A population (P) admixed of two differentiated populations (P1 and P2) is simulated. A proportion k of individuals of the population P comes from P1 and the rest from P2. In the P1 and P2 populations, HWE holds at the marker locus in which alleles can be classified into two classes M and m. The frequencies of M in P1 are f₁ and in P2 are f₂. The disease prevalences are, respectively, φ₁ in population P1 and φ₂ in P2. The disease and the marker locus are independent in the P1 and P2 populations. For a specific parameter set, a sample of 3N individuals is simulated from the P population, with 2N cases and N controls. The HWE test (Equation 2) is performed to detect population admixture with the N controls only (see results, Choices of population samples and marker loci for HWE test). If the test is significant, further testing of association between the marker and the disease will not be pursued to avoid confounding of association results due to admixture. If the test is not significant, i.e., if the test fails to reveal population admixture, tests of association that employ N random cases and N controls (Equation 5) and those that employ 2N cases (Equation 7) are conducted. This sampling scheme ensures that the test of HWE is performed on the basis of the same sample of controls for the test employing cases and controls (Equation 5) and the tests that are based on cases only (Equation 7). It also ensures that the two tests of associations have the same sample sizes of 2N so that the comparison of false positive findings of these two tests will not be confounded by the different sample sizes employed. N = 200 in our investigations. Note that this sampling design is used for the purpose of simulations only and is in no way intended as a design in collecting data in practice.
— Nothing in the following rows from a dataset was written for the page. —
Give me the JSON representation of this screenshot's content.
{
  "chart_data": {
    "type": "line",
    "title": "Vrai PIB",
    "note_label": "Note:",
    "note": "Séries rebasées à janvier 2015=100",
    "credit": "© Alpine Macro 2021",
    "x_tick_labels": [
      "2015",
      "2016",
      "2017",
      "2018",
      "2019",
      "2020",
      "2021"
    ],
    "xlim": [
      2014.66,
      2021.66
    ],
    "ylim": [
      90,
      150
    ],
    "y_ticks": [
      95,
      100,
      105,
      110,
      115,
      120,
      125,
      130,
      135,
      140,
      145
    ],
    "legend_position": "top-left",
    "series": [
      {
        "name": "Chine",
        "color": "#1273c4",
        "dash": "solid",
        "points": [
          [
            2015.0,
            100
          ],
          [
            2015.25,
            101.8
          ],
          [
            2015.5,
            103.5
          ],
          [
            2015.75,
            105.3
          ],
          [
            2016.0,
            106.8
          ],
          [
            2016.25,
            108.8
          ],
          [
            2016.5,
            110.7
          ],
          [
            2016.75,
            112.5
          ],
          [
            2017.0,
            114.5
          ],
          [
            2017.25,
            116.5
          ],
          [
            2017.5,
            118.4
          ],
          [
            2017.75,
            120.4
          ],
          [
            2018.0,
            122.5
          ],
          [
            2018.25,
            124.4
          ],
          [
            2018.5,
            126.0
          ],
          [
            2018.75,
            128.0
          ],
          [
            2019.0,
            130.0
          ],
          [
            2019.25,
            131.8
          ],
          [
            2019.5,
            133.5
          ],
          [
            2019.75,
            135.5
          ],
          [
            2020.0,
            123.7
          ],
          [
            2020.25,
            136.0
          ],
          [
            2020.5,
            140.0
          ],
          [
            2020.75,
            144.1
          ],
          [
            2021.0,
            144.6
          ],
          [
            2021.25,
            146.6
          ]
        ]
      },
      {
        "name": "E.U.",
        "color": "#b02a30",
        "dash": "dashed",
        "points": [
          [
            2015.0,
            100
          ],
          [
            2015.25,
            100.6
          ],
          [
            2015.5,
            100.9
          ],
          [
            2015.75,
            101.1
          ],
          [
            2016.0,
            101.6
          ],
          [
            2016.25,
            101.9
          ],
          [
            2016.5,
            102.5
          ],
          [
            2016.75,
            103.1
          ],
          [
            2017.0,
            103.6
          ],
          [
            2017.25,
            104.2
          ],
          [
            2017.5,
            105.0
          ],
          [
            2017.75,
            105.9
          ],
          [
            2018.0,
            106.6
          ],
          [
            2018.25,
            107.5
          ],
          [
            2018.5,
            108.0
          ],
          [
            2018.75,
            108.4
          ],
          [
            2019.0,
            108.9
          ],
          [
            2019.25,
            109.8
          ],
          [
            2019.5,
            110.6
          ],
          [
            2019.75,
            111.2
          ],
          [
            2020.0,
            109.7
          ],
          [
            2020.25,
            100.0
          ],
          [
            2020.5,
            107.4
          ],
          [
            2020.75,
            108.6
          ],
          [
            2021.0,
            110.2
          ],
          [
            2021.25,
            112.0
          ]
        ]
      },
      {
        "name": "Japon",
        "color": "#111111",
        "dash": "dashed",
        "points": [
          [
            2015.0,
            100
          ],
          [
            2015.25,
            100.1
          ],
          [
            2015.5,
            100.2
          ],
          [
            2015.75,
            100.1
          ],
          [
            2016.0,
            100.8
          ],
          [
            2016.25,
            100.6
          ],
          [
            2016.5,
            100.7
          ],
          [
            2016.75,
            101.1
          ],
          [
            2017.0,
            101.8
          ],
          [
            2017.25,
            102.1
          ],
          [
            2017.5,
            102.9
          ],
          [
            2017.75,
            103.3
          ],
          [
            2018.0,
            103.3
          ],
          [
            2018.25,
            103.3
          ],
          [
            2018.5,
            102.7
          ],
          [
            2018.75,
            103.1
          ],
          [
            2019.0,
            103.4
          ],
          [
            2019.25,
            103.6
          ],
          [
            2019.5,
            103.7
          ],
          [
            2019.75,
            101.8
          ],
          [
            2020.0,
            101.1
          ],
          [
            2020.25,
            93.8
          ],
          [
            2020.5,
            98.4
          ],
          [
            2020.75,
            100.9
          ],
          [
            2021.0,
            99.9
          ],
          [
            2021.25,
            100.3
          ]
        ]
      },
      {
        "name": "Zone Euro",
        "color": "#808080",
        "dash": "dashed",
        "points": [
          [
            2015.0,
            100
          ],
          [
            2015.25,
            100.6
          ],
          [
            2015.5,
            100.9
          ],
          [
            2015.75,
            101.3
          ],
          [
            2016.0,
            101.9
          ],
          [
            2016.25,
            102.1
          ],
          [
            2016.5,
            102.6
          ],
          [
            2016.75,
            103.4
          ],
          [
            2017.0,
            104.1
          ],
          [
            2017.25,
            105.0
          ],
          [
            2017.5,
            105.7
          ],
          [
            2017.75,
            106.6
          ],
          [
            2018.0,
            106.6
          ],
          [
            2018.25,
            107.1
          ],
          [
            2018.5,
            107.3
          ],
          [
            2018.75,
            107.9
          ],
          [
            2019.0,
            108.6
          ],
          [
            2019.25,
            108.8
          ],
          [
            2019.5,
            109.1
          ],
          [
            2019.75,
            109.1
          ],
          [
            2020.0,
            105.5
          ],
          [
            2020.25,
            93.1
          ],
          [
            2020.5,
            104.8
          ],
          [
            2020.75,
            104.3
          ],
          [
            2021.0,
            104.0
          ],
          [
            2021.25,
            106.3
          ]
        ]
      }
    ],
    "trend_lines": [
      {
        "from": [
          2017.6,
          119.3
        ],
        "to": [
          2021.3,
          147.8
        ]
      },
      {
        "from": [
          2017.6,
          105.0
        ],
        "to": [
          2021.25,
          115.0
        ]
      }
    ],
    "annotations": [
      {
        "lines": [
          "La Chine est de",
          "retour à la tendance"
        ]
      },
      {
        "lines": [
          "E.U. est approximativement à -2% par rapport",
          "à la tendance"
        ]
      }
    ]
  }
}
The proportion of the simulations with significant associations and a nonsignificant HWE test is the type I error of the association study approach that is aided with the HWE test to guard against confounding from population admixture. This type I error includes both the specified type I error rate in the statistical testing (α) and that inflated due to population admixture that failed to be revealed by the HWE test. For comparison, the type I error rate of association studies with and without (computed as indicated in the second section) the aid of the HWE test for population admixture is contrasted in Figures 1 and 2. In simulations, we corroborated that the results for the power or type I error based upon the analytical approach in the first two sections are accurate (to avoid repetitiveness the results are not shown).